Mais Afonso ne classerait pas Vinicius parmi les inventeurs qui ont bousculé la musique brésilienne. «Carlos Lyra, avec Maria do Maranhao, ça, c'est de l'innovation, ou encore Roberto Bôscoli», s'exclame-t-il. S'il chérit Vinicius, c'est pour son irrévérence. Le poète chanteur était aussi diplomate, plus connu pour ses soirées au whisky que pour sa capacité à représenter le Brésil, jusqu'à être expulsé par la dictature militaire, lasse des pitreries du saltimbanque. À la fin de sa vie, il présentait son ultime compagne, Gilda ­Mattoso, sa cadette de quarante ans, de cette façon : «Gilda, ma ­veuve.»

 

De New York à Paris

 

Née dans les appartements d'Ipanema, une des plages chics de Rio de Janeiro, la bossa-nova impose son rythme particulier, la syncope, piochant dans la samba, le jazz, mais aussi Debussy, Ravel, Villa-Lobos. D'où le nom, bossa nova, littéralement «nouveau style». À l'époque, elle apparaît comme une réaction au succès du boléro et de la samba du carnaval. Pour la première fois, de jeunes Blancs des quartiers aisés se réapproprient la musique, jusqu'alors le seul domaine (avec le sport) dans lequel la prédominance des Noirs et des Métis était admise.

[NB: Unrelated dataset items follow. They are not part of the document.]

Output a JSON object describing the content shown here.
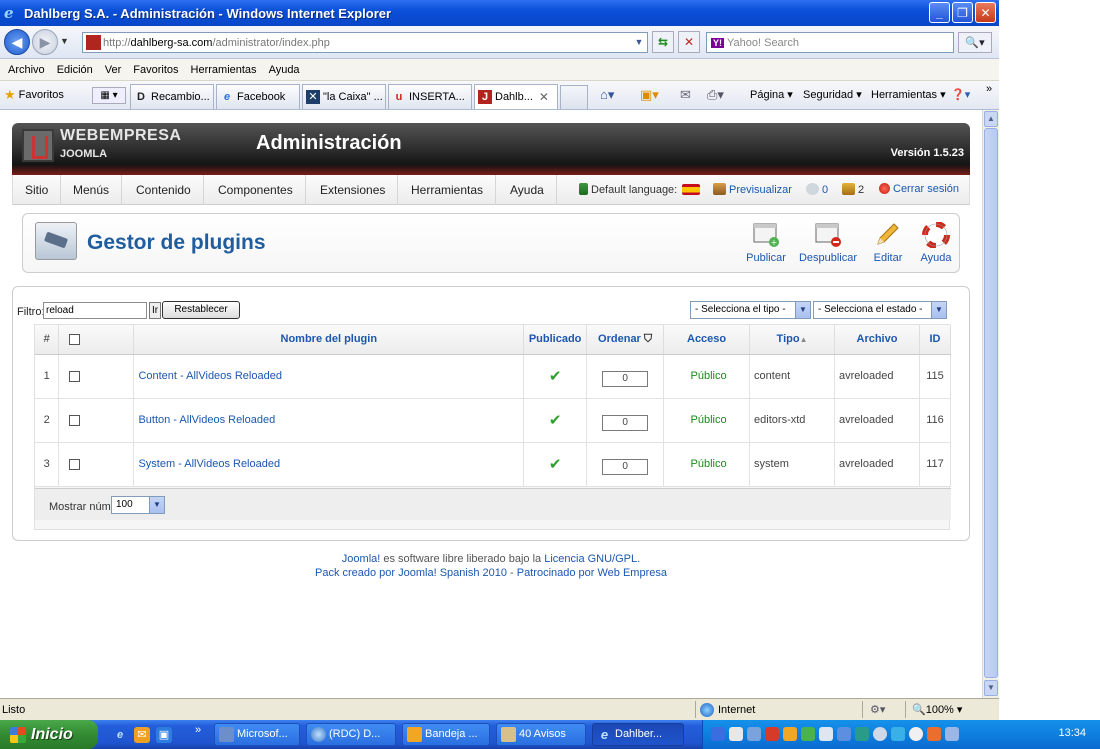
{
  "window": {
    "title": "Dahlberg S.A. - Administración - Windows Internet Explorer",
    "minimize": "_",
    "maximize": "❐",
    "close": "✕"
  },
  "address": {
    "url_prefix": "http://",
    "url_domain": "dahlberg-sa.com",
    "url_path": "/administrator/index.php",
    "search_placeholder": "Yahoo! Search",
    "search_logo": "Y!"
  },
  "menubar": [
    "Archivo",
    "Edición",
    "Ver",
    "Favoritos",
    "Herramientas",
    "Ayuda"
  ],
  "favorites_label": "Favoritos",
  "browser_tabs": [
    {
      "label": "Recambio...",
      "icon": "D"
    },
    {
      "label": "Facebook",
      "icon": "e"
    },
    {
      "label": "\"la Caixa\" ...",
      "icon": "✕"
    },
    {
      "label": "INSERTA...",
      "icon": "u"
    },
    {
      "label": "Dahlb...",
      "icon": "J",
      "active": true
    }
  ],
  "commands": {
    "page": "Página ▾",
    "security": "Seguridad ▾",
    "tools": "Herramientas ▾",
    "help": "❓▾",
    "more": "»"
  },
  "joomla": {
    "brand": "WEBEMPRESA",
    "brand_sub": "JOOMLA",
    "title": "Administración",
    "version": "Versión 1.5.23",
    "menu": [
      "Sitio",
      "Menús",
      "Contenido",
      "Componentes",
      "Extensiones",
      "Herramientas",
      "Ayuda"
    ],
    "status": {
      "language": "Default language:",
      "preview": "Previsualizar",
      "messages": "0",
      "users": "2",
      "logout": "Cerrar sesión"
    }
  },
  "toolbar": {
    "page_title": "Gestor de plugins",
    "publish": "Publicar",
    "unpublish": "Despublicar",
    "edit": "Editar",
    "help": "Ayuda"
  },
  "filter": {
    "label": "Filtro:",
    "value": "reload",
    "go": "Ir",
    "reset": "Restablecer",
    "type_select": "- Selecciona el tipo -",
    "state_select": "- Selecciona el estado -"
  },
  "table": {
    "headers": {
      "num": "#",
      "name": "Nombre del plugin",
      "published": "Publicado",
      "order": "Ordenar",
      "access": "Acceso",
      "type": "Tipo",
      "file": "Archivo",
      "id": "ID"
    },
    "rows": [
      {
        "num": "1",
        "name": "Content - AllVideos Reloaded",
        "order": "0",
        "access": "Público",
        "type": "content",
        "file": "avreloaded",
        "id": "115"
      },
      {
        "num": "2",
        "name": "Button - AllVideos Reloaded",
        "order": "0",
        "access": "Público",
        "type": "editors-xtd",
        "file": "avreloaded",
        "id": "116"
      },
      {
        "num": "3",
        "name": "System - AllVideos Reloaded",
        "order": "0",
        "access": "Público",
        "type": "system",
        "file": "avreloaded",
        "id": "117"
      }
    ],
    "show_label": "Mostrar núm.",
    "limit": "100"
  },
  "footer": {
    "line1_a": "Joomla!",
    "line1_b": " es software libre liberado bajo la ",
    "line1_c": "Licencia GNU/GPL.",
    "line2_a": "Pack creado por Joomla! Spanish 2010",
    "line2_b": " - ",
    "line2_c": "Patrocinado por Web Empresa"
  },
  "statusbar": {
    "text": "Listo",
    "zone": "Internet",
    "zoom": "100%"
  },
  "taskbar": {
    "start": "Inicio",
    "tasks": [
      "Microsof...",
      "(RDC) D...",
      "Bandeja ...",
      "40 Avisos",
      "Dahlber..."
    ],
    "clock": "13:34"
  }
}
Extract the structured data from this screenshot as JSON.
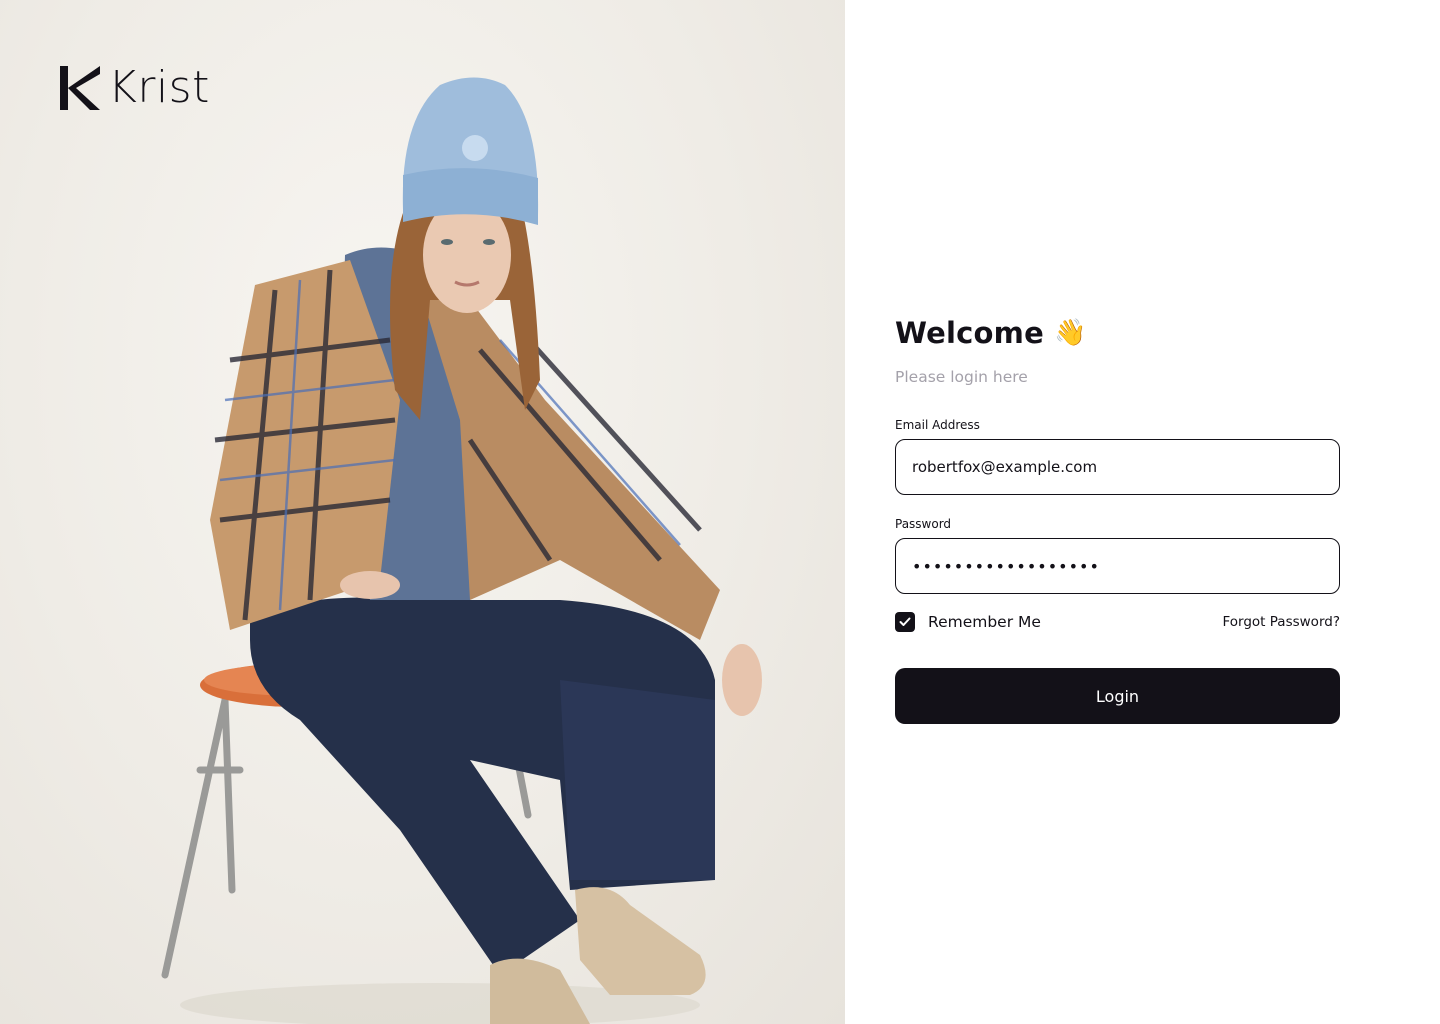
{
  "brand": {
    "name": "Krist",
    "logo_icon": "krist-k-logo-icon"
  },
  "login": {
    "title": "Welcome",
    "title_emoji": "👋",
    "subtitle": "Please login here",
    "email": {
      "label": "Email Address",
      "value": "robertfox@example.com"
    },
    "password": {
      "label": "Password",
      "value": "••••••••••••••••••"
    },
    "remember": {
      "label": "Remember Me",
      "checked": true,
      "icon": "check-icon"
    },
    "forgot_label": "Forgot Password?",
    "submit_label": "Login"
  },
  "colors": {
    "primary": "#131118",
    "muted_text": "#A4A1AA",
    "background": "#FFFFFF"
  }
}
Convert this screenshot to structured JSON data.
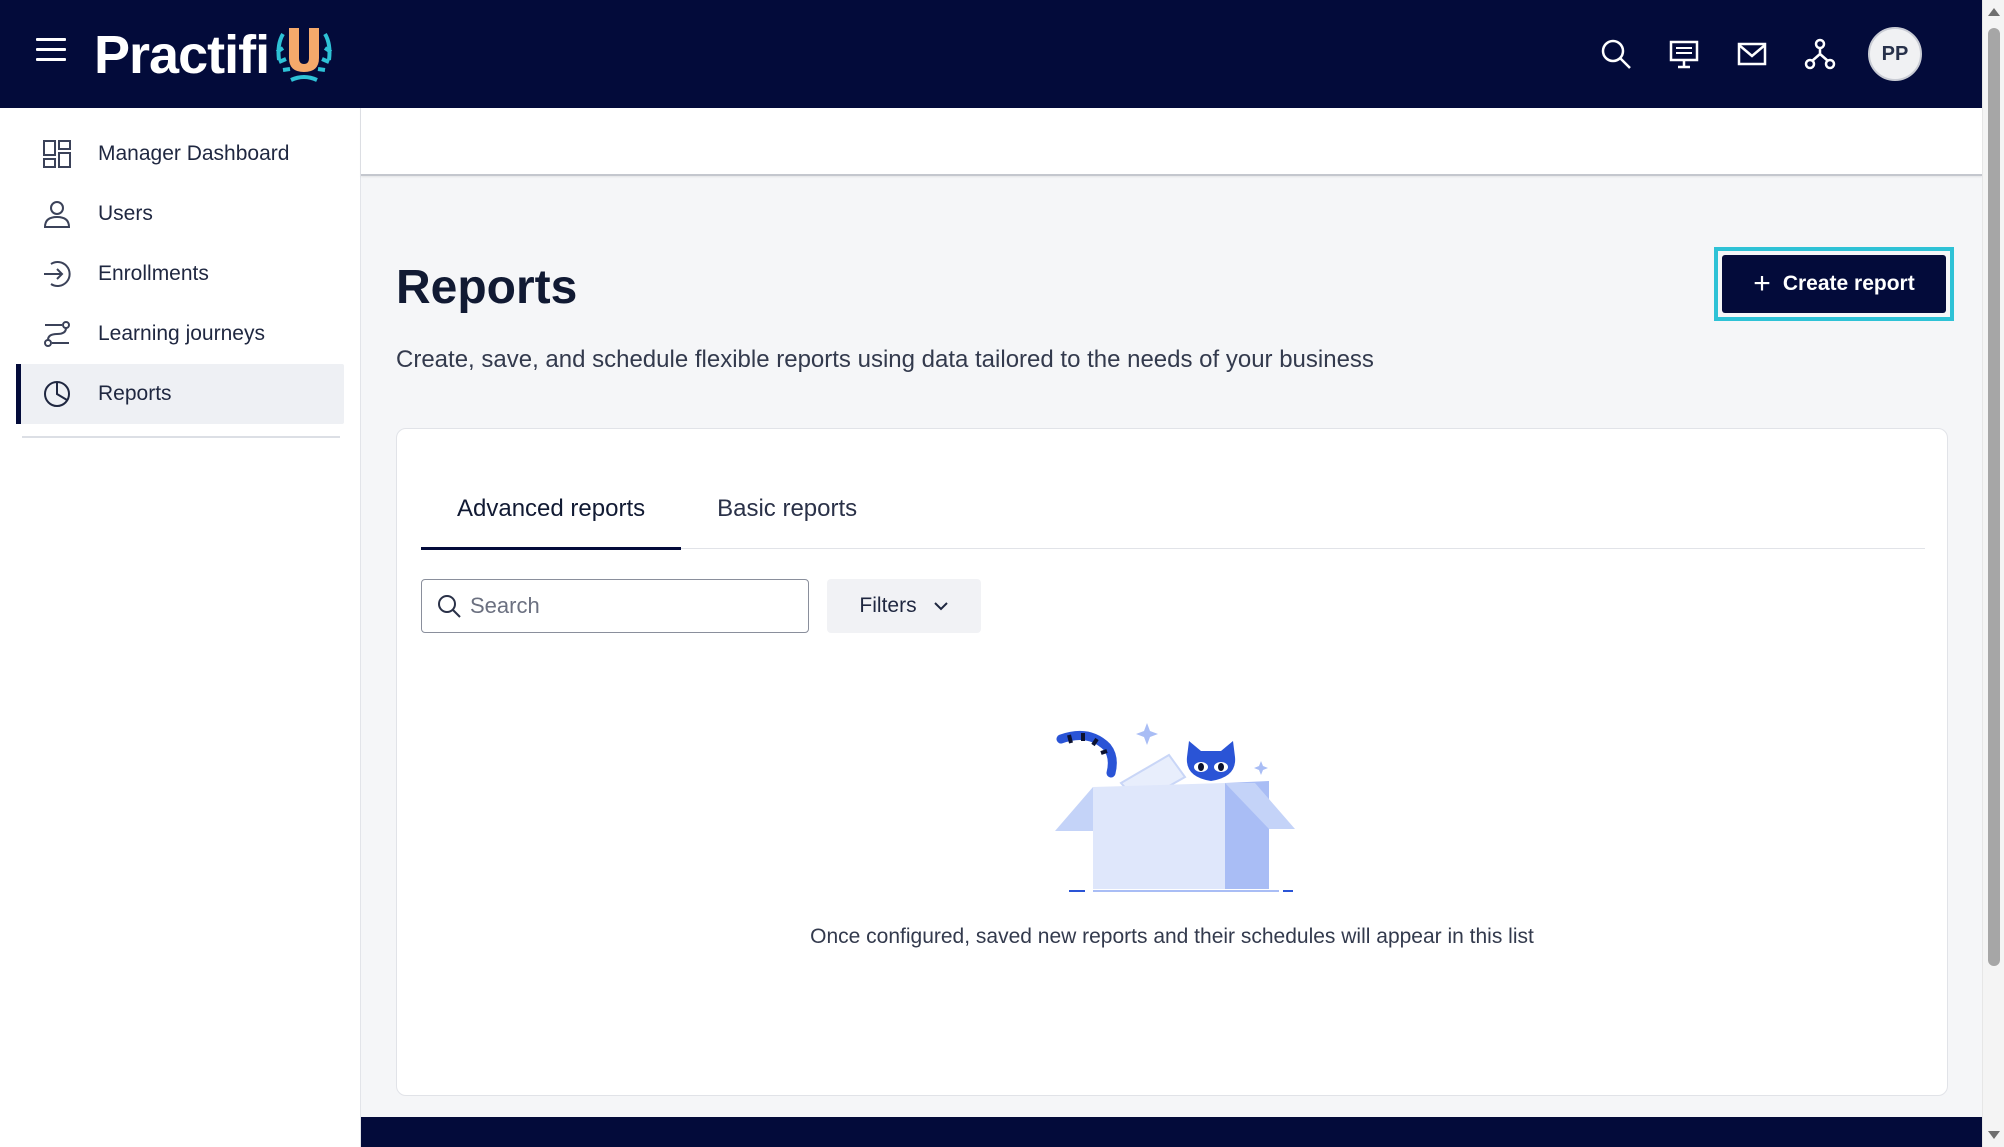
{
  "header": {
    "logo_text": "Practifi",
    "logo_badge": "U",
    "icons": [
      "menu-icon",
      "search-icon",
      "presentation-icon",
      "mail-icon",
      "org-chart-icon"
    ],
    "avatar_initials": "PP"
  },
  "sidebar": {
    "items": [
      {
        "label": "Manager Dashboard",
        "icon": "dashboard-icon"
      },
      {
        "label": "Users",
        "icon": "user-icon"
      },
      {
        "label": "Enrollments",
        "icon": "enrollment-icon"
      },
      {
        "label": "Learning journeys",
        "icon": "journey-icon"
      },
      {
        "label": "Reports",
        "icon": "pie-chart-icon",
        "active": true
      }
    ]
  },
  "main": {
    "title": "Reports",
    "description": "Create, save, and schedule flexible reports using data tailored to the needs of your business",
    "create_button_label": "Create report",
    "tabs": [
      {
        "label": "Advanced reports",
        "active": true
      },
      {
        "label": "Basic reports",
        "active": false
      }
    ],
    "search_placeholder": "Search",
    "filters_label": "Filters",
    "empty_message": "Once configured, saved new reports and their schedules will appear in this list"
  },
  "colors": {
    "brand_navy": "#030b3a",
    "focus_ring": "#2ec2d6",
    "illustration_blue": "#a9bdf5"
  }
}
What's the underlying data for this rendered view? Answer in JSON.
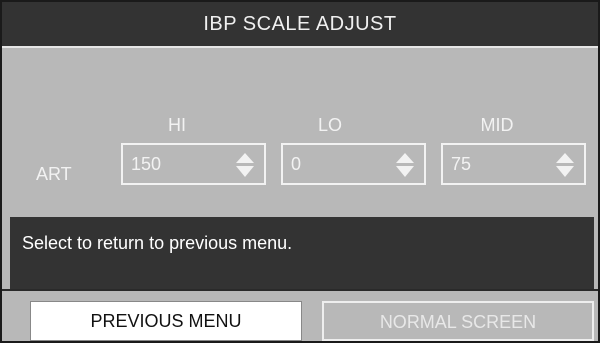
{
  "window": {
    "title": "IBP SCALE ADJUST"
  },
  "scale": {
    "columns": {
      "hi": "HI",
      "lo": "LO",
      "mid": "MID"
    },
    "row_label": "ART",
    "values": {
      "hi": "150",
      "lo": "0",
      "mid": "75"
    }
  },
  "message": {
    "text": "Select to return to previous menu."
  },
  "buttons": {
    "previous_menu": "PREVIOUS MENU",
    "normal_screen": "NORMAL SCREEN"
  },
  "icons": {
    "stepper": "up-down-arrows-icon"
  },
  "colors": {
    "panel_bg": "#b8b8b8",
    "titlebar_bg": "#333333",
    "message_bg": "#333333",
    "highlight_button_bg": "#ffffff",
    "text_light": "#f2f2f2"
  }
}
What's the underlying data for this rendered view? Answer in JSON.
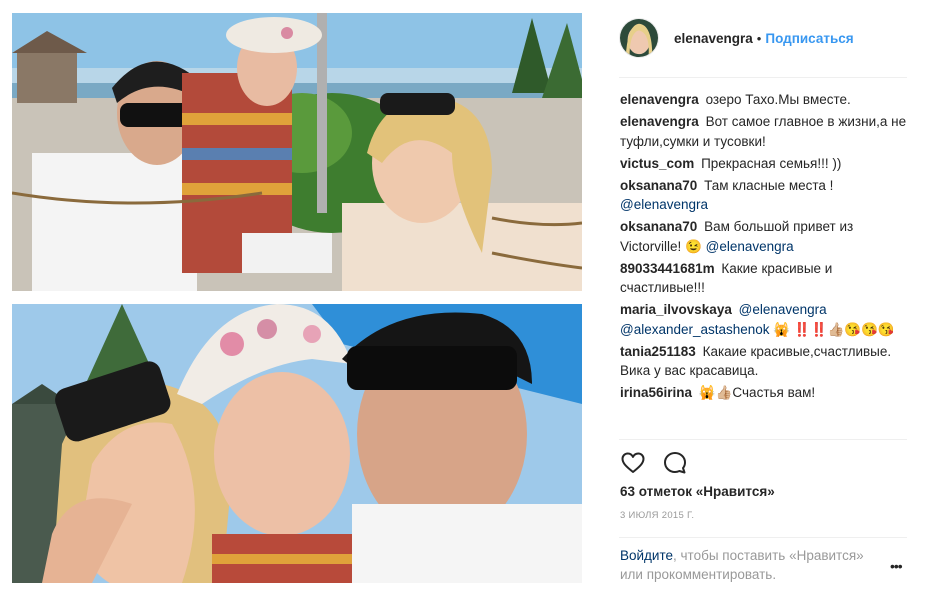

Le phénomène prend d'autant plus d'ampleur qu'il est reconnu à l'étranger. En 1959, le film Orfeu Negro tourné dans les favelas de Rio par le cinéaste français Marcel Camus remporte la palme d'or du Festival de Cannes et un oscar. Plus que l'intrigue, c'est la musique qui fascine, en particulier une des chansons, Felicidade. En 1962, c'est la consécration. Le Carnegie Hall de New York réunit Tom Jobim, Joao Gilberto, Sergio Mendes, Carlos Lyra et Luiz Bonfa, et bien d'autres. Les musiciens de jazz américains s'en inspirent. En 1963, le saxophoniste Stan Getz se joint au duo Joao et Astrud ­Gilberto, pour faire d'une chanson, Garota de Ipanema, un succès­ planétaire.

Fêtée de New York à Paris, la bossa-nova symbolise, pour la classe moyenne blanche brésilienne, son intégration dans le «premier monde», celui des riches et des puissants. En restant cantonnée à ce bastion, la bossa-nova s'est condamnée à n'être plus que l'ombre d'elle-même au Brésil. Certes, la ville de Rio de Janeiro vient de la déclarer patrimoine national, et des dizaines de musiciens la jouent ici et là, «mais c'est toujours dans les mêmes quartiers : Ipanema, Leblon, Copacabana, les plages chics de Rio», se désole Carlos Alberto Afonso, qui rêve de faire connaître la bossa dans toutes les écoles publiques. «Il faudrait un concert dans le Maracana, le stade de football mythique, symbole des classes populaires, mais personne ne veut financer cela», lâche-t-il.

En attendant, le rythme bohème des plages cariocas est délogé par la musique venue des "bas-fonds". Le 31 décembre dernier, deux millions de personnes de la classe moyenne se sont déhanchées toute la nuit sur la plage de Copacabana au rythme du funk des favelas.